Shit, getting an ileostomy didn't give me the life of a god, I still have problems, of course I do--but who the fuck cares compared to that tiger pit of despair I was mired in for the majority of my life. Living the way I had  limited my choices for the future until there was nothing left but every day, every minute just trying to hold on for another hour because it would have crushed my mother's heart if I had let go.

And really, isn't that what you fear the most, if you choose to have a child, if you choose to be a parent? That your child will be in pain? That one day, you too will have to watch them suffer and hurt and cry in pain, and be helpless to stop the illness that terrorizes them?

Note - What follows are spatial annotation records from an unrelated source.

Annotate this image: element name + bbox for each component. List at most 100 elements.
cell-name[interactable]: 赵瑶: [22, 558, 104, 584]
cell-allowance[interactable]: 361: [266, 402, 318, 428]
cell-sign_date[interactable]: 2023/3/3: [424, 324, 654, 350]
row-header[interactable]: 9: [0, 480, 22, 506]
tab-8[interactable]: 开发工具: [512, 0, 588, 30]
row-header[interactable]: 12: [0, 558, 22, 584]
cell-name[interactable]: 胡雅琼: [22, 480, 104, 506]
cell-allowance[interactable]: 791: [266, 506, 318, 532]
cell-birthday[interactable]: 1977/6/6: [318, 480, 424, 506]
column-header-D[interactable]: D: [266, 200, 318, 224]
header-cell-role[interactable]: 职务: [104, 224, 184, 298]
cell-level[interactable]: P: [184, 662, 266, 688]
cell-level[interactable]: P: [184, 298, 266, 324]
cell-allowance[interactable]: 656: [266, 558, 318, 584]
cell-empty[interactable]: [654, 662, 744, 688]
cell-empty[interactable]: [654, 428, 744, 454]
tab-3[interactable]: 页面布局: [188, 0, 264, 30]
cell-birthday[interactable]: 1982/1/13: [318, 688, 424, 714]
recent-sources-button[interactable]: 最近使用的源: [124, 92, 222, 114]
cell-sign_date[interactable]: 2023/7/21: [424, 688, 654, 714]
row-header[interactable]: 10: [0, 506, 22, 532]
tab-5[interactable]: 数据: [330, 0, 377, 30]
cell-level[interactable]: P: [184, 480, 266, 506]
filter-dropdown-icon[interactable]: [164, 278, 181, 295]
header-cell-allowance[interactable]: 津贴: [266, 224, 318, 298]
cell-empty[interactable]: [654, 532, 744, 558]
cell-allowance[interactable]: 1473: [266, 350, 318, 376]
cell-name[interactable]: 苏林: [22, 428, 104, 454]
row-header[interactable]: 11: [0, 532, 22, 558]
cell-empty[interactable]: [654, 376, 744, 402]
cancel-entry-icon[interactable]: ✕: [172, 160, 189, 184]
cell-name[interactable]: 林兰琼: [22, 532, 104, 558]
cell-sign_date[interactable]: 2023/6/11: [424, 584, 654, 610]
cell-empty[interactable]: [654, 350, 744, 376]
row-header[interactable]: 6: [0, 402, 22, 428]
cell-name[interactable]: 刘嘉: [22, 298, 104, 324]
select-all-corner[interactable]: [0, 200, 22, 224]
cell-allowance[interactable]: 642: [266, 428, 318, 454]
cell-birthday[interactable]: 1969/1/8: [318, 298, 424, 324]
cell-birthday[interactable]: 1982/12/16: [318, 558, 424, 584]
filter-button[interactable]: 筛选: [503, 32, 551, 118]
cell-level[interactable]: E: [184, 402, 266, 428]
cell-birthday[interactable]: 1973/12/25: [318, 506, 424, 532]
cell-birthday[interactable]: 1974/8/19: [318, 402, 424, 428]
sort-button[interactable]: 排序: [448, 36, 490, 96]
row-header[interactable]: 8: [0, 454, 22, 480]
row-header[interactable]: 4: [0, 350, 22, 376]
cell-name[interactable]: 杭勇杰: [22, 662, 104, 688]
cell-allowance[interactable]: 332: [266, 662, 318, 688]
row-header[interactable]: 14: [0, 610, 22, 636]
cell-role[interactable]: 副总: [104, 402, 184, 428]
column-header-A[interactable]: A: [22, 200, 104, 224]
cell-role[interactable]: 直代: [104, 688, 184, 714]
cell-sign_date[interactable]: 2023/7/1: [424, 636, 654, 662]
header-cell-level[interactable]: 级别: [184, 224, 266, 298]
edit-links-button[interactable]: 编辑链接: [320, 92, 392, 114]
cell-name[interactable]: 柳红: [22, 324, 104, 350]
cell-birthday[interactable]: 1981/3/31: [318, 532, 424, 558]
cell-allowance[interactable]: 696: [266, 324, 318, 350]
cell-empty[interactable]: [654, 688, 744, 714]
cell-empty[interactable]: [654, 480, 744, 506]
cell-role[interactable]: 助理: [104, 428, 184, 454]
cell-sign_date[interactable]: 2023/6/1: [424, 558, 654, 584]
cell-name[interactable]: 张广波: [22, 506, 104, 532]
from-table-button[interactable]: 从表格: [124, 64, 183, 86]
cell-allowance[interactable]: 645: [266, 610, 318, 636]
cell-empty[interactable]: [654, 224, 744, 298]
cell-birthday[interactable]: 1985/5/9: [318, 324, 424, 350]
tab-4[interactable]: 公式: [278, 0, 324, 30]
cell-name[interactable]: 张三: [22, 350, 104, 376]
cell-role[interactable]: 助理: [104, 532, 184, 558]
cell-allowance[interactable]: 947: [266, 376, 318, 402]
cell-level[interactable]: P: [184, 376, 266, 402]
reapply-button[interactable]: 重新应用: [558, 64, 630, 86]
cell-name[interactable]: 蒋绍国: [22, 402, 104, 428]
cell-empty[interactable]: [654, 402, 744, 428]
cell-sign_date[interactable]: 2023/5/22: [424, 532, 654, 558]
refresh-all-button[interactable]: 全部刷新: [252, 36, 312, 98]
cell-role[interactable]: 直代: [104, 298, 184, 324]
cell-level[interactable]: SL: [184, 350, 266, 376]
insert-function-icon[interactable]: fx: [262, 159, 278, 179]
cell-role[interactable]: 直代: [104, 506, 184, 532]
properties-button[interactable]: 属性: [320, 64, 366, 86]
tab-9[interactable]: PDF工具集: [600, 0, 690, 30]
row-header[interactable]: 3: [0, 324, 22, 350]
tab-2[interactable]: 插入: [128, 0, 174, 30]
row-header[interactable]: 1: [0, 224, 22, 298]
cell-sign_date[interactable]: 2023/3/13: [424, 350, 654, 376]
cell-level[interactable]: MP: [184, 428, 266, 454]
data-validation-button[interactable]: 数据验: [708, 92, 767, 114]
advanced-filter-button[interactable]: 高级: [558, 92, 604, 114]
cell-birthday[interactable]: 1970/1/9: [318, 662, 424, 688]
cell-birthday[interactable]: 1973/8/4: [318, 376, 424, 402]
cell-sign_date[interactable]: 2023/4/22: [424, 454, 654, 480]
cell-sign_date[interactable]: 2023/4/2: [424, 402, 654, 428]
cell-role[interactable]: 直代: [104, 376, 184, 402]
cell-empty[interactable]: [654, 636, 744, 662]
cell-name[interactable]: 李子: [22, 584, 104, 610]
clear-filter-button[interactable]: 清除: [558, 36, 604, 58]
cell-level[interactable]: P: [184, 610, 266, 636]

Saturday, January 21, 2012

Black output from ileo bag

Red Wine.
I hate it, but my sister loves it. Now that I live near her, she insists I see her occasionally, and she also insists on giving me red wine for the occasion. Let me just preference this by saying red wine is disgusting as shit. I have drunken 151 and other shit that will set your hair on fire if you are near a microwave because it simply gets the job done. Red wine is just a waste of stomach space and doesn't do shit other than make your ileostomy output black.
I have discovered this after two closely monitored red-wine drinking attempts.
As bile is green, and red wine is, you guessed it, red, the combination colour is black.
Colour wheel as visual:
Red across from green. Black, motherfuckers.

Or, if that isn't gross enough for you, and of course it isn't, here's something you can relate to:






I pulled my bag-holder aside to show the blackness. Fucking gross, yeah, but this is what it looks like and don't be alarmed that you're dying.